Combine multiple behavioral metrics into a weighted composite score.

ROUND((order_count * 10) + (days_active * 2) + (referral_count * 25), 0)
  • Input traits: order_count (number), days_active (number), referral_count (number)
  • Output type: Number

Revenue Per Day

Calculate revenue efficiency by dividing lifetime value by account age.

IF(days_since_signup > 0, ROUND(lifetime_value / days_since_signup, 2), 0)
  • Input traits: lifetime_value (number), days_since_signup (number)
  • Output type: Number

Churn Risk Flag

Identify customers who haven’t purchased recently and have declining engagement.

days_since_last_purchase > 60 AND avg_session_minutes < 2 AND order_count > 0
  • Input traits: days_since_last_purchase (number), avg_session_minutes (number), order_count (number)
  • Output type: Boolean

Normalized Spend (0-100 Scale)

Normalize a trait value to a 0-100 range using min-max scaling. This example assumes you have pre-computed min_ltv and max_ltv traits at the account or global level.
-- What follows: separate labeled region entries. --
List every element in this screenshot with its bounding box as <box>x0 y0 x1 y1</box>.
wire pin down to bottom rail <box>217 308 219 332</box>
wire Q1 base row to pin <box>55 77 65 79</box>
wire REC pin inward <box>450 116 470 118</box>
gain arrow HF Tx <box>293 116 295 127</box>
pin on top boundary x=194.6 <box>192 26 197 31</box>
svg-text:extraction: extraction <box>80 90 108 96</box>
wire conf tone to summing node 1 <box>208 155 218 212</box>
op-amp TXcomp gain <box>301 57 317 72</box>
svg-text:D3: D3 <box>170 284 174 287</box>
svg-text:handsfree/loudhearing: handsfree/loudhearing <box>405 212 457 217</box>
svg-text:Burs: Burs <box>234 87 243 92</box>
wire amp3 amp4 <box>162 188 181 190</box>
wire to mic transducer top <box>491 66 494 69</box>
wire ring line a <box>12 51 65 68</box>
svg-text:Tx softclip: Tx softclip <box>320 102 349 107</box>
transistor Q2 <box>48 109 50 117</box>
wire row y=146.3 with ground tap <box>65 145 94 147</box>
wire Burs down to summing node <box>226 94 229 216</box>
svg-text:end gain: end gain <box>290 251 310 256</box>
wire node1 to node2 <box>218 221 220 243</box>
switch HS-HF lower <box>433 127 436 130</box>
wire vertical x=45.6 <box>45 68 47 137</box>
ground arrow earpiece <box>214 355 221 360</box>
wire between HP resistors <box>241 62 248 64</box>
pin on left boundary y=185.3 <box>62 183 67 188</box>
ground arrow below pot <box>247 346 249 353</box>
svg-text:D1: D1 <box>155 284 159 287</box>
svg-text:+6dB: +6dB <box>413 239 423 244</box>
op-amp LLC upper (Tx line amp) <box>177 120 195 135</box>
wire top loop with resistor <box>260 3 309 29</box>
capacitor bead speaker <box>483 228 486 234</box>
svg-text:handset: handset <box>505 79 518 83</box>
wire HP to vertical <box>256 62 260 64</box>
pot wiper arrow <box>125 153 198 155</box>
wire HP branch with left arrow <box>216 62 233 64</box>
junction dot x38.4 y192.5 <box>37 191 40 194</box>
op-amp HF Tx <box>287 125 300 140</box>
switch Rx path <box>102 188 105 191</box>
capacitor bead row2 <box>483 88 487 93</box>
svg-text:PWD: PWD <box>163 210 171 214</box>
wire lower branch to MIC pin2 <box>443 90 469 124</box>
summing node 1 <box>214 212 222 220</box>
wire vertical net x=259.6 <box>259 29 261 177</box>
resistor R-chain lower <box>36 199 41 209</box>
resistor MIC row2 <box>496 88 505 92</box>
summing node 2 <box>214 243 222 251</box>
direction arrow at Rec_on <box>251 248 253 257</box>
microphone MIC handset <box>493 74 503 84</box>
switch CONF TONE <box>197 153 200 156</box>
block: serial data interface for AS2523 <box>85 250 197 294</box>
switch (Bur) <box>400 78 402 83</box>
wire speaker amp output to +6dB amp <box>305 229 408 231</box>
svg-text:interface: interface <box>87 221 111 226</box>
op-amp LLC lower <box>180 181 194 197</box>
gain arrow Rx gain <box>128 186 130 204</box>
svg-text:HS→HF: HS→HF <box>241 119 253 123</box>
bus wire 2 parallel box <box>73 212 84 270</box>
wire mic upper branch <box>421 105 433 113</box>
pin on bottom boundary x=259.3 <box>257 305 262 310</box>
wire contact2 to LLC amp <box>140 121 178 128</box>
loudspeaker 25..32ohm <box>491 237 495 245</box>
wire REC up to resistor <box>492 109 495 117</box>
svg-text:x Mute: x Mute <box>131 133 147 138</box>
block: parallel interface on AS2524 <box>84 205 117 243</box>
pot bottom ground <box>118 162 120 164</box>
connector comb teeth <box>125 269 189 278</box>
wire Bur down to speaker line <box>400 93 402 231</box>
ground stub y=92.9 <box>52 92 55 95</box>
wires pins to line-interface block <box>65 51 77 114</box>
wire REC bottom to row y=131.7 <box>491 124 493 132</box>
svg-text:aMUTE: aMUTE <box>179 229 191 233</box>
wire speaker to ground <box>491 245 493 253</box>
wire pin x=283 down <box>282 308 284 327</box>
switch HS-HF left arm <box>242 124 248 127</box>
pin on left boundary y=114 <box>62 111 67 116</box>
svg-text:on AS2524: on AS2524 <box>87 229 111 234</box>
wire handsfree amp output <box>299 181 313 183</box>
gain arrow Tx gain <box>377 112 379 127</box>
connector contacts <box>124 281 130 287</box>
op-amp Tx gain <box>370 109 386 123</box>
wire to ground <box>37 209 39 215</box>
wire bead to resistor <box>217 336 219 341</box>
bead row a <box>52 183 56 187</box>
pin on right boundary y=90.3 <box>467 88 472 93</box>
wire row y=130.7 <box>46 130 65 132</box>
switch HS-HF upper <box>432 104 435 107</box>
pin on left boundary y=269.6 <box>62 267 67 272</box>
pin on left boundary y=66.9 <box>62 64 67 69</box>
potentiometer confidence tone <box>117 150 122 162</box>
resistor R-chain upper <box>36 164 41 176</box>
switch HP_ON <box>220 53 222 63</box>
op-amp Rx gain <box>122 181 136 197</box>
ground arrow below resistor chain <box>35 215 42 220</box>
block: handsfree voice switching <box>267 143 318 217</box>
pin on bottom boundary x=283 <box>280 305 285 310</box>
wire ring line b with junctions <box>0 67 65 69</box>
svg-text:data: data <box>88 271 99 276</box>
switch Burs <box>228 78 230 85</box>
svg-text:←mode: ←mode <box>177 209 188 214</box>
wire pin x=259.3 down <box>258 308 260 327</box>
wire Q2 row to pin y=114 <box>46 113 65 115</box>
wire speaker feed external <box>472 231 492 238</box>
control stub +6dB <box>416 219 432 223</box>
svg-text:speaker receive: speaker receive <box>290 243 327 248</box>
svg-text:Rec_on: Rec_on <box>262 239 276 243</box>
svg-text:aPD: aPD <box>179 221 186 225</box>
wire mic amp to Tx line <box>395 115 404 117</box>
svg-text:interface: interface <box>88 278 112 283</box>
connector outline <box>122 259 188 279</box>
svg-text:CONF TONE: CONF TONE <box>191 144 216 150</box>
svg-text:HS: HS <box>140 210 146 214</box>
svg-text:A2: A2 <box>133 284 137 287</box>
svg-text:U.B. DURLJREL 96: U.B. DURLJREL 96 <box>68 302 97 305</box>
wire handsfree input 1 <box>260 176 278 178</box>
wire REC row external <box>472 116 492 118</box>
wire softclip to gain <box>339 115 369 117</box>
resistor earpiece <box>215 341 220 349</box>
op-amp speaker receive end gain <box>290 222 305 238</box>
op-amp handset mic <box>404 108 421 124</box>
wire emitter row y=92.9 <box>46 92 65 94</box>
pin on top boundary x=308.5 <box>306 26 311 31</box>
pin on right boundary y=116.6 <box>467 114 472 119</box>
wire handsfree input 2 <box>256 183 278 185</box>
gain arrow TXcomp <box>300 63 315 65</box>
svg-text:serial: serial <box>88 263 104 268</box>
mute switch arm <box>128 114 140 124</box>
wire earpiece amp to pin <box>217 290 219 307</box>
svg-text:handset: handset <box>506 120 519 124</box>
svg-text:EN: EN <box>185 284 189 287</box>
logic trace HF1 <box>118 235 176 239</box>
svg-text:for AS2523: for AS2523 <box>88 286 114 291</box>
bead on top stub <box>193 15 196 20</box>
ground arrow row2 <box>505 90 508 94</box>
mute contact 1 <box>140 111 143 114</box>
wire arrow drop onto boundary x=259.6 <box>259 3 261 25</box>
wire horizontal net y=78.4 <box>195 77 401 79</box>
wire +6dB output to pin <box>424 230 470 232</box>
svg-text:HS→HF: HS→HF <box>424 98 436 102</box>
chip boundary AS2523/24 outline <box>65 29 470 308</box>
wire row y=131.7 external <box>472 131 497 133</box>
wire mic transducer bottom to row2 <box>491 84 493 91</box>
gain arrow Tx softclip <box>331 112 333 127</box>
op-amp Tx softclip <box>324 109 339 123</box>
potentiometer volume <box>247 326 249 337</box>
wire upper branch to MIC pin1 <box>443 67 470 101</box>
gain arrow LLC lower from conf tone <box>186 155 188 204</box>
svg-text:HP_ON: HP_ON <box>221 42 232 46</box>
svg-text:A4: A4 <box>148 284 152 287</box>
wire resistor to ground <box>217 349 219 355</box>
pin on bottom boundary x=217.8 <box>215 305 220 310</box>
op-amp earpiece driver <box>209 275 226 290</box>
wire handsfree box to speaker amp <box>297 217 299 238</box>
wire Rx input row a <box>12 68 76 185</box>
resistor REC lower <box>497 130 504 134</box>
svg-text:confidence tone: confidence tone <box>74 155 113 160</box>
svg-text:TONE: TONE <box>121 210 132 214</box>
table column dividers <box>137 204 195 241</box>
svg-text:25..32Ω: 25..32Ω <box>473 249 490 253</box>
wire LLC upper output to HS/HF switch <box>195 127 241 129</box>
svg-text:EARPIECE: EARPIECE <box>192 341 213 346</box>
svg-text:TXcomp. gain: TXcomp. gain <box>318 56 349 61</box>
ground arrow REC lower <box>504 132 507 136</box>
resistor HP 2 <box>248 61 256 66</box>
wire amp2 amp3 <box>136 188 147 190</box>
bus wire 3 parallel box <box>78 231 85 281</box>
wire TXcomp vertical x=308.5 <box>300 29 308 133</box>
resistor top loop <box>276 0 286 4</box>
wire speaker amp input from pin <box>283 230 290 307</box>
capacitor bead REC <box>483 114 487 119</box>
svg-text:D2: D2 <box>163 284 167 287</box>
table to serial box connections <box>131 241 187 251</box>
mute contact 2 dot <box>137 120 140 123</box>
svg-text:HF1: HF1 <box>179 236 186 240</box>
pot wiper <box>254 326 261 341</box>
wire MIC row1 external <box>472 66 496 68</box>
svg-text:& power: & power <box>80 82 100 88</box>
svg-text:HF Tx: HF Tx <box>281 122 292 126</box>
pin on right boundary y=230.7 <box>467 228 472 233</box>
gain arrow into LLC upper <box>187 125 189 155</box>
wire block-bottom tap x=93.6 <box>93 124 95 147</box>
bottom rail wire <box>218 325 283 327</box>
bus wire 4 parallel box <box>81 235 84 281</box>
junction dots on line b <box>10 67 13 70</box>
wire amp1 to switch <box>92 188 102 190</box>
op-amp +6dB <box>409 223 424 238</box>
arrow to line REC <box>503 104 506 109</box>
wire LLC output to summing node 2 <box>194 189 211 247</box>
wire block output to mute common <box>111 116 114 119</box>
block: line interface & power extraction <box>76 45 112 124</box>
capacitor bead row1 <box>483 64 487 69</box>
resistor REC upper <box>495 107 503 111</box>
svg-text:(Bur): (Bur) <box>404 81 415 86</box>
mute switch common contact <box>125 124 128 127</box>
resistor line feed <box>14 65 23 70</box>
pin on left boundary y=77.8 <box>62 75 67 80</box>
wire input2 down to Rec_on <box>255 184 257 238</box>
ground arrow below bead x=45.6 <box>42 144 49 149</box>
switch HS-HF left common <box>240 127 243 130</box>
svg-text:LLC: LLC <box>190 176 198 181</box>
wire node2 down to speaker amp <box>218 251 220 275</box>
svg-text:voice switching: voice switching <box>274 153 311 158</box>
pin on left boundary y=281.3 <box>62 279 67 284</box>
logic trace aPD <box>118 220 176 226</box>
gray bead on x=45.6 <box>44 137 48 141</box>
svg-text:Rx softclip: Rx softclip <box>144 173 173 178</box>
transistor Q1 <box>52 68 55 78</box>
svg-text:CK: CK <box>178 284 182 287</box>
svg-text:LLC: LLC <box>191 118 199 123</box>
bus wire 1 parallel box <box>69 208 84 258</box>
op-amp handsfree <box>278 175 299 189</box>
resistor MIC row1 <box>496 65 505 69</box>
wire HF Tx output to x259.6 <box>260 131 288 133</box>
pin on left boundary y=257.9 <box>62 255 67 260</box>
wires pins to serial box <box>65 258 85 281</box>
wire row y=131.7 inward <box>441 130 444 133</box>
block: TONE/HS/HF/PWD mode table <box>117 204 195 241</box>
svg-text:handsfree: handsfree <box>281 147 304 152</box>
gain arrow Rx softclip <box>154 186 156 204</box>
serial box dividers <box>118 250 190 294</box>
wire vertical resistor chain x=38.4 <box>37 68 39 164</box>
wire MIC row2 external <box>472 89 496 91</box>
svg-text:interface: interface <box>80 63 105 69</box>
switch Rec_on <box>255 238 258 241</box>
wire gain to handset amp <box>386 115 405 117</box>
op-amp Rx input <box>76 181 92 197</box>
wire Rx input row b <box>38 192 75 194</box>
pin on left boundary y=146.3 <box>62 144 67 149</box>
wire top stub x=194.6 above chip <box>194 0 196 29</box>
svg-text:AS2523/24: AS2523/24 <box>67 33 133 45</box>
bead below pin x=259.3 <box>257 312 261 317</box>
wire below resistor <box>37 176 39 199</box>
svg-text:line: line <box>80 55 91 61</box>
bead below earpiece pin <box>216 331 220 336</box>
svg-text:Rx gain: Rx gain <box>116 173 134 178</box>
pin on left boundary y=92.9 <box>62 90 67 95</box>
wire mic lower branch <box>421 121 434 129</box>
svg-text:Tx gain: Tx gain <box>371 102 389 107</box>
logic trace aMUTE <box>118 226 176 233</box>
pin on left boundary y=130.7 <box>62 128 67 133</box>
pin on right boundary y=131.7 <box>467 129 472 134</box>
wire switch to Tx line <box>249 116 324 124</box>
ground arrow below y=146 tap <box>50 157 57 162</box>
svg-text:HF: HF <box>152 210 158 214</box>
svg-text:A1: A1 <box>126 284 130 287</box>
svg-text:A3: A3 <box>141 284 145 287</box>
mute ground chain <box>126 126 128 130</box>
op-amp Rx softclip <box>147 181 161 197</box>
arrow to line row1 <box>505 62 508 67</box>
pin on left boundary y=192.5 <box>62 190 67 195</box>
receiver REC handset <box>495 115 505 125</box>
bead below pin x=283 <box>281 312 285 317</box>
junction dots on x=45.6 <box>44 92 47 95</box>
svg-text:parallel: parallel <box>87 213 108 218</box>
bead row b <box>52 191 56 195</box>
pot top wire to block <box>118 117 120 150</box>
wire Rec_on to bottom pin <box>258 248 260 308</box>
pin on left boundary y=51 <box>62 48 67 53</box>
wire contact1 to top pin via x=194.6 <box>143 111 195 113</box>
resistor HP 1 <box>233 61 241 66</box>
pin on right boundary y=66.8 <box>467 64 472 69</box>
IF(max_ltv > min_ltv, ROUND((lifetime_value - min_ltv) / (max_ltv - min_ltv) * 100, 0), 50)
  • Input traits: lifetime_value (number), min_ltv (number), max_ltv (number)
  • Output type: Number

Dependency Management

Formula traits create dependencies on the traits they reference. SignalSmith tracks these dependencies and ensures:

  • Evaluation order — Referenced traits are always evaluated before the formula trait that depends on them
  • Cascade updates — When a referenced trait is re-evaluated, dependent formula traits are automatically queued for re-evaluation
  • Circular dependency detection — If you create a formula that would form a circular reference (A depends on B, B depends on A), SignalSmith rejects the formula with an error

You can view the dependency graph for any trait in its detail page under the Dependencies tab.

Null Handling

If any referenced trait has a null value for a given entity, the formula result will also be null unless you explicitly handle it with COALESCE:

-- Without null handling: returns null if either trait is null
total_revenue / order_count

-- With null handling: returns 0 if either trait is null
COALESCE(total_revenue, 0) / IF(COALESCE(order_count, 0) > 0, order_count, 1)

Limitations

  • Formula traits can only reference traits on the same entity type. You cannot reference a trait from the Account entity in a formula for the User entity.
  • Formulas do not support string operations (concatenation, substring, etc.). For string manipulation, use a SQL Trait.
  • The maximum formula length is 1,000 characters.
  • Formula traits cannot reference other formula traits more than 5 levels deep.